MCI successfully challenged AT&T;'s former monopoly in long-distance service in the 1970s.

MCI has told institutional investors in recent weeks that it plans to invest in equipment that will carry local phone calls to long-distance lines in about 20 cities within the next two years, one source familiar with the company’s plans said.


A number of small companies now offer this kind of “bypass” service to business customers, but these firms captured less than 1% of the billions spent annually for access to and from local telephone systems.

MCI officials have declined to comment as talk of the company’s interest in local business circulated.

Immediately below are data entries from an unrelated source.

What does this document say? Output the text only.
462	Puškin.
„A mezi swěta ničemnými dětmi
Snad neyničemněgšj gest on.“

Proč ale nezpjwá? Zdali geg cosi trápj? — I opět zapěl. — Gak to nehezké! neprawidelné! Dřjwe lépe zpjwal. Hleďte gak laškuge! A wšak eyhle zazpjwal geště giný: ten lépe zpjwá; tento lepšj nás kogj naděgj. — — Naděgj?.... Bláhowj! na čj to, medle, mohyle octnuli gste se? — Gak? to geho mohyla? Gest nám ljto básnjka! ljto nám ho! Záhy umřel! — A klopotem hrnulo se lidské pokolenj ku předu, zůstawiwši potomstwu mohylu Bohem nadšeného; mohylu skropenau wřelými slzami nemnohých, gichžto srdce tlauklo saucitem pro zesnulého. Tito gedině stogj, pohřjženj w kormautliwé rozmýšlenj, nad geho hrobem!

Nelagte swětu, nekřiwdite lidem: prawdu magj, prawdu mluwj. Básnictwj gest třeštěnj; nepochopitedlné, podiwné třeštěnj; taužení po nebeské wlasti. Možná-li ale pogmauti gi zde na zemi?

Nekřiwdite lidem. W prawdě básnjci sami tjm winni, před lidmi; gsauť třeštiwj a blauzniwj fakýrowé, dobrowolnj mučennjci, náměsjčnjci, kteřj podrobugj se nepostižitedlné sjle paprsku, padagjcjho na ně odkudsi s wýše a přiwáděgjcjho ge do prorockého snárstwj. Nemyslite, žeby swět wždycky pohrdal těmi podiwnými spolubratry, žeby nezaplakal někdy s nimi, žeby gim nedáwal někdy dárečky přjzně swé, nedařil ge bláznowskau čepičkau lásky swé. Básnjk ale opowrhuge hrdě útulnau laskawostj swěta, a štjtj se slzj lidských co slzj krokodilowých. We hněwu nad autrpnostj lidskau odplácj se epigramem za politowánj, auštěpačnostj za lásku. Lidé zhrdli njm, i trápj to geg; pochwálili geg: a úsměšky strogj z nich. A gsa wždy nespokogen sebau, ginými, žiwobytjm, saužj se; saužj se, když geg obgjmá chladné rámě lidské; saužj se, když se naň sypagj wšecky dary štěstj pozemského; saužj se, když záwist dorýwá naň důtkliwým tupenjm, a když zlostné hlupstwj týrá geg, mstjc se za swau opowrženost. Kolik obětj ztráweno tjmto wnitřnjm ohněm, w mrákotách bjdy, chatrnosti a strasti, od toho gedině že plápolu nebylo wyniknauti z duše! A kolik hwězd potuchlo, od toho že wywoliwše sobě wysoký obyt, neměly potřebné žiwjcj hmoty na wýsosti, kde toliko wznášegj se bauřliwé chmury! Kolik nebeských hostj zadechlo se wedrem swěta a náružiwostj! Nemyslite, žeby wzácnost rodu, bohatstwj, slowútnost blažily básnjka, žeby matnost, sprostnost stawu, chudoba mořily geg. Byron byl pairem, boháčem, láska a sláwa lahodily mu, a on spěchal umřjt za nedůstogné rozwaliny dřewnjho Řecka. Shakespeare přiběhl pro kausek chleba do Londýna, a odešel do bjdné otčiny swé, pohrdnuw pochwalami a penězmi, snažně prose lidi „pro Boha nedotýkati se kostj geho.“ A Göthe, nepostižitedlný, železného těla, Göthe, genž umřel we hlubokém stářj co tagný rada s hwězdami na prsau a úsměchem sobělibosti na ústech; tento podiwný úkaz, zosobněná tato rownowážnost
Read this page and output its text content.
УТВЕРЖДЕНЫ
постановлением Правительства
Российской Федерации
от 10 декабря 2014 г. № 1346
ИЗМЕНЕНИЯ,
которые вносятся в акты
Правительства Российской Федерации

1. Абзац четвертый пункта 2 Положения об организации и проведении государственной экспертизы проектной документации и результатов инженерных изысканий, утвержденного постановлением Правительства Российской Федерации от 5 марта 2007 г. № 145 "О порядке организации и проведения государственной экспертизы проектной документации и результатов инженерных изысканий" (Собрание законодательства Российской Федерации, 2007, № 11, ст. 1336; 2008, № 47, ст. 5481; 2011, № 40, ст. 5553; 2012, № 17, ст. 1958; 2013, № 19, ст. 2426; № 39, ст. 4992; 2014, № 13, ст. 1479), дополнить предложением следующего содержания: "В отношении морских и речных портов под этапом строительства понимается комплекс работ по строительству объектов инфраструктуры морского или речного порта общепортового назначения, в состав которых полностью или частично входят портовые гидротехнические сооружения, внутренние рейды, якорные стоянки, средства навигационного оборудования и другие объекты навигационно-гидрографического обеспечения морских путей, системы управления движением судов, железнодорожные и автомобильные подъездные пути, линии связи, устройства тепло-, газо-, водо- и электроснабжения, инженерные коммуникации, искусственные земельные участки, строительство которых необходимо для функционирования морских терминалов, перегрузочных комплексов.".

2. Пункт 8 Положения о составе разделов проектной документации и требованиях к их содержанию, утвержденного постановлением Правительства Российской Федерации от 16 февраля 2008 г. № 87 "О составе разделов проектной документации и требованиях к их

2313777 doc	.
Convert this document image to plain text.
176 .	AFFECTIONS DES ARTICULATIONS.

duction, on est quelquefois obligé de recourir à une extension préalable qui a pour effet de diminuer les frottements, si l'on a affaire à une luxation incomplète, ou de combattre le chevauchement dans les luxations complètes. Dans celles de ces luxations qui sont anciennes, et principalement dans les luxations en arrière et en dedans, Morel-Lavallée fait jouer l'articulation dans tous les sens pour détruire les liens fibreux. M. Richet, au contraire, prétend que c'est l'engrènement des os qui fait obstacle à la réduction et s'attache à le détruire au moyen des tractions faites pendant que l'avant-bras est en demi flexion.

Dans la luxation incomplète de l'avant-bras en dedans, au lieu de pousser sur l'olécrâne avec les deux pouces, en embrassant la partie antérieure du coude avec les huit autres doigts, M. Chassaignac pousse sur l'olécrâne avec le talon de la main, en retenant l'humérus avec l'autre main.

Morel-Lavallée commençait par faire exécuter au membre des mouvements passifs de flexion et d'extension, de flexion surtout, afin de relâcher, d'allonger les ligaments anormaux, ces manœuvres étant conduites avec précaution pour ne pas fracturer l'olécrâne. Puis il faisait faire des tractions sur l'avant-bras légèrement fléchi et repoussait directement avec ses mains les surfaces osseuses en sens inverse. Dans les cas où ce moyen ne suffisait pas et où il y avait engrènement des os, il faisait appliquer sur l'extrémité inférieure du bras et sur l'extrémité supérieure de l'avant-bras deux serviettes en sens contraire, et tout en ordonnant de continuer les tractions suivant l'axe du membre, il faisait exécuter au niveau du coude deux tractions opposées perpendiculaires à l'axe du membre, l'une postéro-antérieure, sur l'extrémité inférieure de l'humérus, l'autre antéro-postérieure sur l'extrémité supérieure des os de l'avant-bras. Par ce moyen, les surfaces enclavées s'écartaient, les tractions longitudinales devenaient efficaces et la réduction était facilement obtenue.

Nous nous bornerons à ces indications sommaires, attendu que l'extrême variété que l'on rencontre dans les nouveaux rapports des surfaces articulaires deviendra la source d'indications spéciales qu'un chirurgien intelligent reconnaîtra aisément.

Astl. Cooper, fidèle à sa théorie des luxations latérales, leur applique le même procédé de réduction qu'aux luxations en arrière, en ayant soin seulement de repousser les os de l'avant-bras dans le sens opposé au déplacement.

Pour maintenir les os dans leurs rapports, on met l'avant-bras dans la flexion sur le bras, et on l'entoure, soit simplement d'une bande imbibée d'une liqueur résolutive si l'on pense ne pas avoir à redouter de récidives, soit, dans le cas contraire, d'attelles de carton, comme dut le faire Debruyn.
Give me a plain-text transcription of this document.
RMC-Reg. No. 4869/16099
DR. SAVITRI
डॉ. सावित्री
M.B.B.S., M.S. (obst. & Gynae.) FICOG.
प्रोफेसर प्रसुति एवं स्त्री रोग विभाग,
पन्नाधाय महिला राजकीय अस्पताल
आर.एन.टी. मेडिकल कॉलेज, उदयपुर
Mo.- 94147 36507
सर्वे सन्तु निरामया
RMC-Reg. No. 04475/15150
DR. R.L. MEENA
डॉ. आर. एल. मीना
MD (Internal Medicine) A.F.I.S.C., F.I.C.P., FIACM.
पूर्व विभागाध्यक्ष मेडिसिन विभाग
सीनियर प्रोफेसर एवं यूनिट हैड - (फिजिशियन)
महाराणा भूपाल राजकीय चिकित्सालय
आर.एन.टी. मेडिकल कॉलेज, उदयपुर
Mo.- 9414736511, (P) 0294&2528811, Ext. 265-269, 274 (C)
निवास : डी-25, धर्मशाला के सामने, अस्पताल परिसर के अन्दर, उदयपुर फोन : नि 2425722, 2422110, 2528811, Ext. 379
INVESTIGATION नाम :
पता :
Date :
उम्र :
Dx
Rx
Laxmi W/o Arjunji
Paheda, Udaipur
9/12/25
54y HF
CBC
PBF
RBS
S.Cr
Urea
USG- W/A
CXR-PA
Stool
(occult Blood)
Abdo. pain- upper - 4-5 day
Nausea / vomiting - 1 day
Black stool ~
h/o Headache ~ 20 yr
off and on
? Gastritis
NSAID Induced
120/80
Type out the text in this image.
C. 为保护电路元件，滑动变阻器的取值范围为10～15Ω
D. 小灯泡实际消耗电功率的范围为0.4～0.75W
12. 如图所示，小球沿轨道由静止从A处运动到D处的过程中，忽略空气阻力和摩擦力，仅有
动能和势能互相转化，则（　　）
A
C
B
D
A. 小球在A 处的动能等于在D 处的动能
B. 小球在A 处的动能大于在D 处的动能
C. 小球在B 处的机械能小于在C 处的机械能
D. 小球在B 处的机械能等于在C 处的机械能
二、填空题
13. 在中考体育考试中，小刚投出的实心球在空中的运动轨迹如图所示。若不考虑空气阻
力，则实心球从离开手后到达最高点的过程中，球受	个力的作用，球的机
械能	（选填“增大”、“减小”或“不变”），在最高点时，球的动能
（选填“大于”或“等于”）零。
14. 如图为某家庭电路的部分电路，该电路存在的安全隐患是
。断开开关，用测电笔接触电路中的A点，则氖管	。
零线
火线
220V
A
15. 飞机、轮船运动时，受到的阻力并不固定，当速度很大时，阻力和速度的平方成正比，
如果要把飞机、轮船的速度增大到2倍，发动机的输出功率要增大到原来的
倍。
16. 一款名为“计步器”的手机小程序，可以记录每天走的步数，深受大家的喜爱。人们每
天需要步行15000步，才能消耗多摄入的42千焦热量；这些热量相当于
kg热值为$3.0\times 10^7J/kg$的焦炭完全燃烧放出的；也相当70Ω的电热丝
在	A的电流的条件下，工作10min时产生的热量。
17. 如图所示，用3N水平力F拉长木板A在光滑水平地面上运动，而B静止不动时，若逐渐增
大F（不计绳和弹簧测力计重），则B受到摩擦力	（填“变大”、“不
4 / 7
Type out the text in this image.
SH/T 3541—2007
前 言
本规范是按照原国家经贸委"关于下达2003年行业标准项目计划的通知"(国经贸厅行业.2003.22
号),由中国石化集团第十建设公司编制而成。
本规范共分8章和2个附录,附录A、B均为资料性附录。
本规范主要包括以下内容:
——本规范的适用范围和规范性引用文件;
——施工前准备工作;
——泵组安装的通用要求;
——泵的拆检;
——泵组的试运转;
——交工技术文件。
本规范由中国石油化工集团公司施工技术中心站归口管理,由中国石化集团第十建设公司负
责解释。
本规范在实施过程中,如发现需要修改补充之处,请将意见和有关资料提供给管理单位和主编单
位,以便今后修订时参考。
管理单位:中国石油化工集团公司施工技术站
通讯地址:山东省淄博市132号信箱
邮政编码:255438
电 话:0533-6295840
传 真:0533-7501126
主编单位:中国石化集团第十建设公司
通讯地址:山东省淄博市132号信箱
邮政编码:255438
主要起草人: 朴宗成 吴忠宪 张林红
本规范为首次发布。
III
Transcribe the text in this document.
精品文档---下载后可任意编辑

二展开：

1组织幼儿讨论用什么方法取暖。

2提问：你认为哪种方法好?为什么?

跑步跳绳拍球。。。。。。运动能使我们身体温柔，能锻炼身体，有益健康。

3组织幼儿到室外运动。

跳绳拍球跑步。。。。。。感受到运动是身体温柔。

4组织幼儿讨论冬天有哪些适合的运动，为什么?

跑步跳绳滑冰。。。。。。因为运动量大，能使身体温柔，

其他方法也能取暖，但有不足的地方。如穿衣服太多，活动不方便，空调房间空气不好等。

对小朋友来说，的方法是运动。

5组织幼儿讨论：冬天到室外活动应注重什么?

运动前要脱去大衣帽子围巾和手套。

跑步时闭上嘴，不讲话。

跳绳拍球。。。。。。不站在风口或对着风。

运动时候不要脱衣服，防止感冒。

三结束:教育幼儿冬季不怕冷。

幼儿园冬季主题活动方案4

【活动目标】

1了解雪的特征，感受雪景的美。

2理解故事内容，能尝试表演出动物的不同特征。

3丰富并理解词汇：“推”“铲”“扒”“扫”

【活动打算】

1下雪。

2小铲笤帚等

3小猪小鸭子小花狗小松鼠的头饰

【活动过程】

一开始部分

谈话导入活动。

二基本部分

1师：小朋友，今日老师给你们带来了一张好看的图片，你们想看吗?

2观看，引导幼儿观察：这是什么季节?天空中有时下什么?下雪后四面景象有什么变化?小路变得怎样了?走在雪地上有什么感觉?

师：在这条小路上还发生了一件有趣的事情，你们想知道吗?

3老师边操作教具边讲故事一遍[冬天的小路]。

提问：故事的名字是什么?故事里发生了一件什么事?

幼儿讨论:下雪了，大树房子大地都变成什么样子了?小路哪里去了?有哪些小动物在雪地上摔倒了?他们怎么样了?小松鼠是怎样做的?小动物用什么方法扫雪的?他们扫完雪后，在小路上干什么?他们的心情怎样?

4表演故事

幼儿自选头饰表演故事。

But an MCI spokesman said Tuesday that the company believes it is “vastly overpaying” local phone companies for access to their lines, suggesting that MCI and other long-distance companies were eager to find alternative ways to route their customers’ calls.

MCI will pay some $5.4 billion in access charges this year, about 45% of total revenue, and AT&T; will pay a similar percentage.

News of MCI’s plan, which was first reported in Thursday’s Wall Street Journal, pushed MCI’s stock up $1.50 to $27 per share.

Investors bet that the regional Bell companies would be hurt by the possible competitive threat and bid these stocks lower: Bell Atlantic was off 25 cents to $60.50 per share; Ameritech fell $1.62 to $77.75; Pacific Telesis eased 12.5 cents to $55.125; Southwestern Bell was down $1 to $42.625.

“MCI has been fairly absorbed in building its electronic superhighway,” its national long-distance network, an MCI executive said Thursday. “Now that we have our superhighway built, we are looking more closely at the on-ramps and off-ramps.”

An AT&T; spokesman said greater competition at the local level would be good not only for AT&T; and other long-distance companies, but also for consumers, because competition would create choice, innovation and lower prices.


A small MCI subsidiary, Access Transmission Services, has owned rights-of-way under 200 major American cities since 1990, when it purchased them from Western Union Co.

Several people suggested these rights-of-way would be ready-made pathways for networks of fiber-optic lines that would link office buildings and other high-volume callers directly to MCI’s long-distance network.

But extending this service to residences will be a more complicated undertaking.

Directly rewiring each household with a phone line owned by MCI would be expensive and time-consuming.

Alternatively, some sources say, MCI could create an ad-hoc local phone system by moving calls from one part of town to another over a combination of fiber-optic lines, “wireless” cellular signals and cable TV wires.

Cable TV wires are nearly ubiquitous in most communities and are capable of handling voice as well as video traffic.

Major cable companies, however, are increasingly merging or forming alliances with the huge Bell companies--the very firms MCI is seeking to compete with.

“It’s bizarre and amazing,” said Eric Rabe, a spokesman for Bell Atlantic Corp. “After our merger (with cable TV giant Tele-Communications Inc.), we could wind up (handling) a piece of (MCI’s) business.”


MCI’s interest in the local phone business appears to be a preemptive strike as the telecommunications business enters a period of tumultuous change. With the Clinton Administration’s general endorsement, Congress early next year will consider proposals to knock down the major barriers that have kept phone and cable companies from competing in each other’s markets.

Among those proposals are measures that would allow the seven Bell companies to offer long-distance service.